The bulk of this hour was spent on this little development, way out on Post Road. It looks like it’s roughly halfway to Five Mile Dam. The plan is for this to be a bunch of Tiny Homes and Tiny Duplexes, mostly for rent but maybe for sale. (The developer feels strongly that you not call these Tiny Houses, because he has some arcane specifications attached to that word. These are Micro Houses!)
Everyone was mostly fine with the plan. It’s way out of town. It would be better if it were easily accessible.
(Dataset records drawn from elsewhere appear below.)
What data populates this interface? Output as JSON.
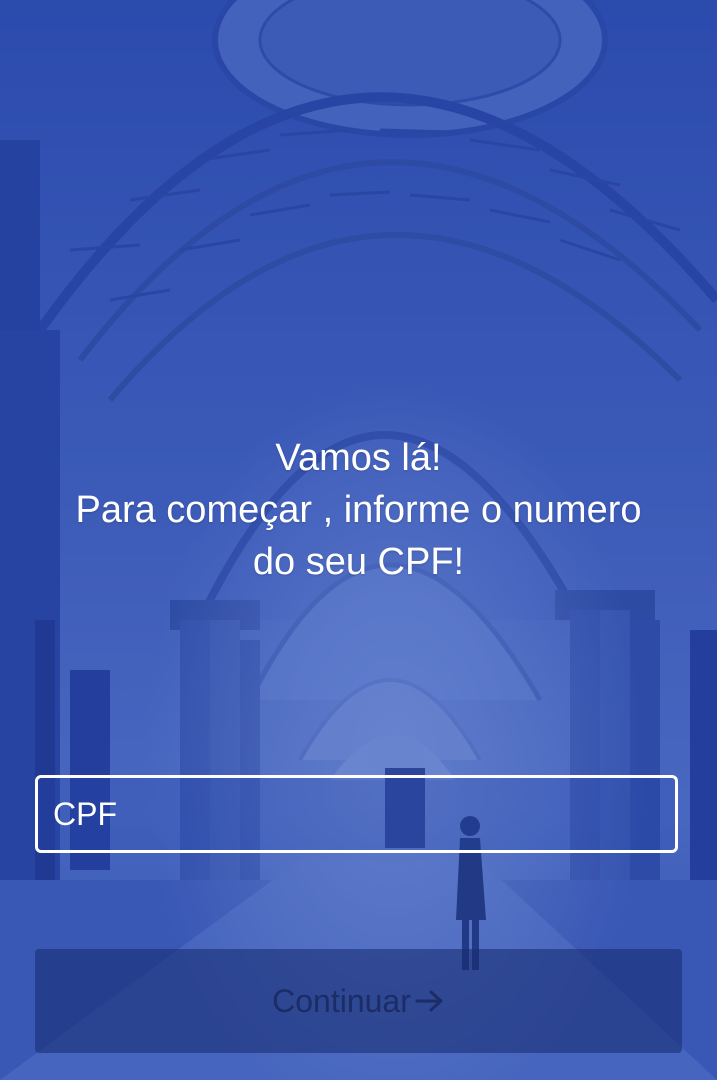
{
  "colors": {
    "background": "#2d4aa8",
    "text": "#ffffff",
    "button_text": "#1b2c66"
  },
  "headline": {
    "line1": "Vamos lá!",
    "line2": "Para começar , informe o numero",
    "line3": "do seu CPF!"
  },
  "cpf_input": {
    "placeholder": "CPF",
    "value": ""
  },
  "continue_button": {
    "label": "Continuar",
    "icon": "arrow-right-icon"
  }
}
The proposal had no more than two unrelated people allowed in a rental unit. I hate this particular provision, and it’s all over the place in San Marcos. Ostensibly it’s about preventing an overflow of cars, or an overflow of students, and neither of those explanations hold up under scrutiny terribly well. All it does is:
- Enforce an outdated paradigm of who gets to live together, according to Society
- Make it more expensive to live and increase sprawl, if you were to actually abide by it
- But in fact, obviously no one worries too much about it. Which means it is only enforced arbitrarily, when someone has an axe to grind. It is a weapon to wield capriciously when there is an ulterior motive.
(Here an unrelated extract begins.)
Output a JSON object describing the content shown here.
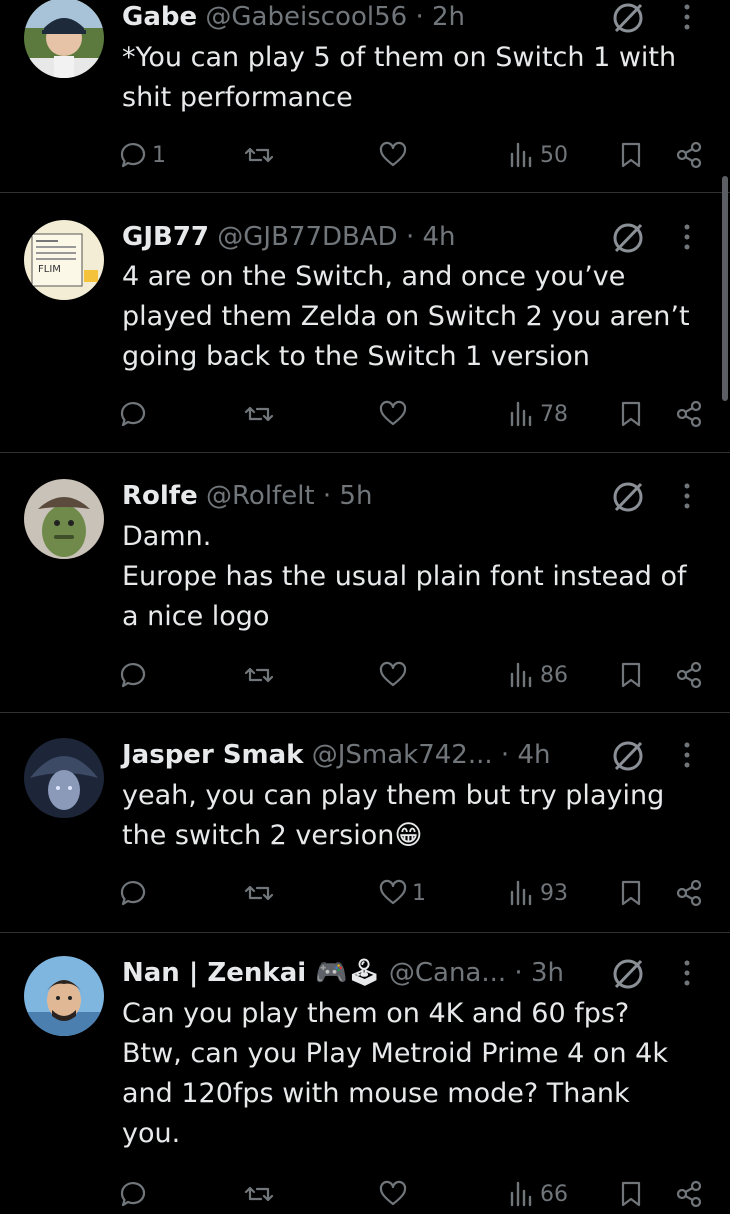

It only affects lower classes, and just perpetuates the stigma of living in cost-saving ways. It’s the worst.
Baker and Garza took issue with this, and made all the right points. Gleason made a nonsensical argument in favor of it: with houses so tiny, we need this rule to prevent too many people from cramming in! I will leave the disposal of this dumb point as an exercise for the reader.
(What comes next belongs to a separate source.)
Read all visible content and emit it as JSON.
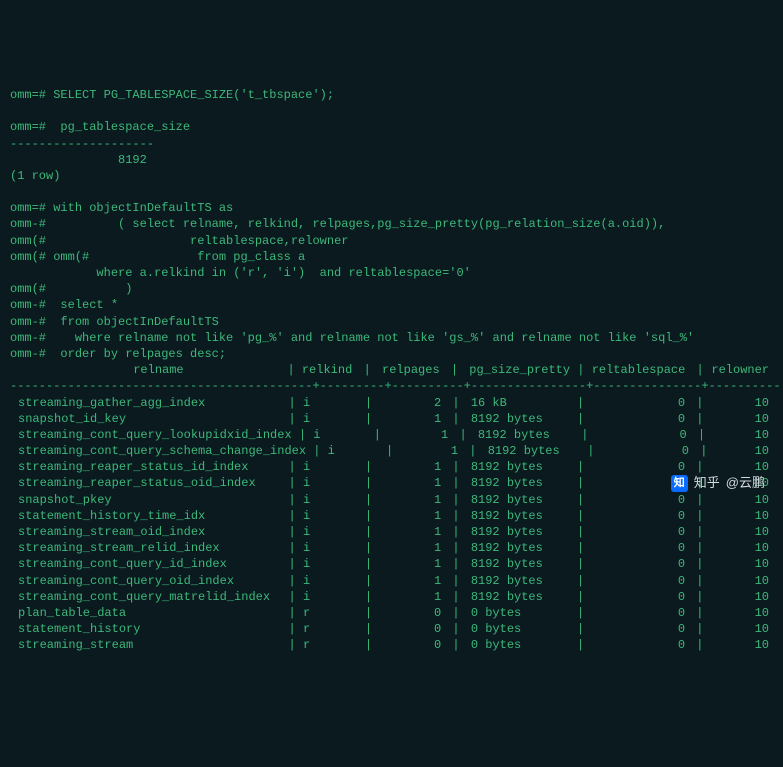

The occupancy restriction was voted down, 7-1, and the development was approved.
One note: Why can’t something like this be mixed income? Why does it have to be uniformly for lower income community members, and then other developments are uniformly for UMC residents? I hate that. Developments should have housing options that span from the poor to the wealthy. Even when it occurs in San Marcos, like at La Cima, it’s done poorly, with a large apartment complex tacked on to the front end. Why not have duplexes and fourplexes and eightplexes scattered throughout?